Each November, National Diabetes Month aims to raise awareness about the diabetes epidemic. Gestational diabetes is a type of diabetes that can develop during pregnancy in women who don’t already have diabetes because of the body’s inability to make enough insulin. According to the Centers for Disease Control and Prevention, 2% to 10% of pregnancies in the United States are affected by gestational diabetes every year.
Sara Mohr, APRN, CDCES, advanced practice registered nurse and certified diabetes care and education specialist at Regional Obstetric Consultants, part of Pediatrix® Medical Group, in Jacksonville, Florida, has led diabetes education for the practice since 2007.
“We see a lot of diabetic patients,” said Sara.
Annually, 12% to 15% of the practice’s patients has some form of diabetes. Sara sees patients in-person and remotely via telehealth visits, which they find works very well not only because of the convenience but also the undistracted one-on-one time it allows.
“They can be on their lunch break or at home, and I can easily show visual aids and share copies of those via email, so patients have easy access to them,” Sara said.
The group also counsels patients with existing Type 1 or Type 2 diabetes and polycystic ovarian syndrome (PCOS), which puts women at an increased risk of developing gestational diabetes, who are trying to conceive or expecting.
Prevention is key to reducing risk. Before becoming pregnant, having a general healthy lifestyle — eating a balanced diet, being active, taking prenatal vitamins and staying well-hydrated — can help set the stage for a healthy pregnancy.
You’re more likely to have gestational diabetes if you:
- Are older than age 25
- Are Asian, black, American Indian or Hispanic
- Have a body mass index (BMI) over 30
- Have a family history of gestational or Type 2 diabetes
- Have hypertension, PCOS or pre-diabetes
- Had a previous baby that weighed more than 9 pounds
- Had gestational diabetes during an earlier pregnancy
High-risk patients are generally screened early in their pregnancy and then again during the normal timeframe of 26 to 28 weeks.
“Patients who we know have a strong family history or a condition that is indicative of an increased risk, we recommend they be screened in the first trimester,” said Sara. “Usually, it’s a one-hour glucose tolerance test. If they pass that, they’re in the clear for now and they’ll get another screen in the second trimester when most women are more insulin resistant. We get more insulin resistant as pregnancy progresses because of the increase in pregnancy hormones.”

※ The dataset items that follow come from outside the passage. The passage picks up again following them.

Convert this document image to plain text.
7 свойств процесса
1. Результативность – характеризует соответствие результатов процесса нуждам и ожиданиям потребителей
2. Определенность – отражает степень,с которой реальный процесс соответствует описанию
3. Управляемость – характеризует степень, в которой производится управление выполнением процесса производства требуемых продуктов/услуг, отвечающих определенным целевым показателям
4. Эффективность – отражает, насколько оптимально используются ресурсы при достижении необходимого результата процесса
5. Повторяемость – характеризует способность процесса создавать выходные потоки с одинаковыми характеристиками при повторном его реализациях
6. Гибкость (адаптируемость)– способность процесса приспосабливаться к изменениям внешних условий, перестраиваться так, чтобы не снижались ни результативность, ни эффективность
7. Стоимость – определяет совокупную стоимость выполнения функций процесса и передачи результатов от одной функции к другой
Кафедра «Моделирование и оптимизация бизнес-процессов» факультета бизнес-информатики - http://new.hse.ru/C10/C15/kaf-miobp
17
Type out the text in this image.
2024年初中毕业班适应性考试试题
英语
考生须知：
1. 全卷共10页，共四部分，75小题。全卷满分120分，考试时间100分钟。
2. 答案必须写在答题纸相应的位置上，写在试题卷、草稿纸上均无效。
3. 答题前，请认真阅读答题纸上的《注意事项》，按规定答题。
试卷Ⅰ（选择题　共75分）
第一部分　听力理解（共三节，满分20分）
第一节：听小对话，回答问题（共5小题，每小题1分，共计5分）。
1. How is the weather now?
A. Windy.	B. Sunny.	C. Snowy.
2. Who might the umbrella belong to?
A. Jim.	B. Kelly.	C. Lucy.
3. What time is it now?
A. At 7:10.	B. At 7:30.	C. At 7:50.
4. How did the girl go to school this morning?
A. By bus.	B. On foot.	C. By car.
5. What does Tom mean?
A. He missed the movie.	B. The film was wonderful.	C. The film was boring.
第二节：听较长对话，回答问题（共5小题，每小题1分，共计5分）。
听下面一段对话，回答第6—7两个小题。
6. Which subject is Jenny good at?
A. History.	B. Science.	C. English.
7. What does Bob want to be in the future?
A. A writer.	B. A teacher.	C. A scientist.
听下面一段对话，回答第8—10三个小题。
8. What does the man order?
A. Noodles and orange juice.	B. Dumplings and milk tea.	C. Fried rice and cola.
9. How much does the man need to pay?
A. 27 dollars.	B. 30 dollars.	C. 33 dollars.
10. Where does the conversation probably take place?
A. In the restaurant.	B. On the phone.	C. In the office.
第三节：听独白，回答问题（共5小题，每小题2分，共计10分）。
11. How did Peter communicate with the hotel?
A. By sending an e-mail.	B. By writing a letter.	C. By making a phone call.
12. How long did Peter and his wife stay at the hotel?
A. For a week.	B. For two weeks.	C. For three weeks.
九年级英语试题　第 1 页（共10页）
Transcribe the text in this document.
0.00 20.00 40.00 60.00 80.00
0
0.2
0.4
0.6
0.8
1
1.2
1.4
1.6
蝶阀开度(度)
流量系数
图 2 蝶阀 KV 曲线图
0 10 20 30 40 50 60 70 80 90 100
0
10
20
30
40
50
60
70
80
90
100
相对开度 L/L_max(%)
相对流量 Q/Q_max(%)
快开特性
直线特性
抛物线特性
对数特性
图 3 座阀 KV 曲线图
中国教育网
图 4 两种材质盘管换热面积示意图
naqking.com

Following diagnosis, the first line of defense is to begin monitoring blood sugars and implementing lifestyle changes. The patient is then re-screened in two weeks to determine if additional treatment is needed.
A nutritionally sound diet and low-to-moderate-intensity exercise are key to keeping gestational diabetes under control.
“I try really hard to make the meal plans specific for the patient, taking into account both their cultural and dietary preferences, as well as their schedules,” said Sara.
During the sessions, she reviews how to read food labels, proper portion sizes, the importance of limiting processed and fast foods and the role of carbohydrates, protein and fat and how much is needed of each depending on the patient’s individual nutrition needs (e.g., moms carrying multiples will require additional calories). Another important component of counseling is recommended timing of meals to achieve optimal blood sugar levels.
While patients can sometimes manage the condition with lifestyle changes alone, some may require insulin and/or oral medication to achieve optimal glucose levels. Those who are diagnosed late in pregnancy typically respond well to lifestyle changes whereas those diagnosed early on are more likely to require insulin as hormones naturally increase throughout the pregnancy.
“Insulin is the gold standard for diabetes management in pregnancy,” said Sara.
Insulin does not cross placenta and is safe for babies.
Gestational diabetes can have negative effects on both mom and baby. Possible outcomes include:
- Higher chance of preterm labor due to excess amniotic fluid around the baby
- Higher chance of a cesarean delivery (C-section)
- Increased risk of preeclampsia, a serious blood pressure condition
- Likelihood of delivering a larger-than-average baby (macrosomia); resulting in injury to mom during delivery
- Slightly higher risk of fetal and neonatal death
Mom’s insulin levels typically return to normal following delivery. To be sure, she will be screened in the hospital and again at her 6- to 8-week follow-up appointment. For any future pregnancies, mom should be screened early for gestational diabetes, and primary care should check levels every one to three years. Later in life, she is at an increased risk of developing type 2 diabetes (50% risk rate within 10 years), cardiovascular disease and high blood pressure. Baby is also at risk of developing future obesity, type 2 diabetes and metabolic syndrome.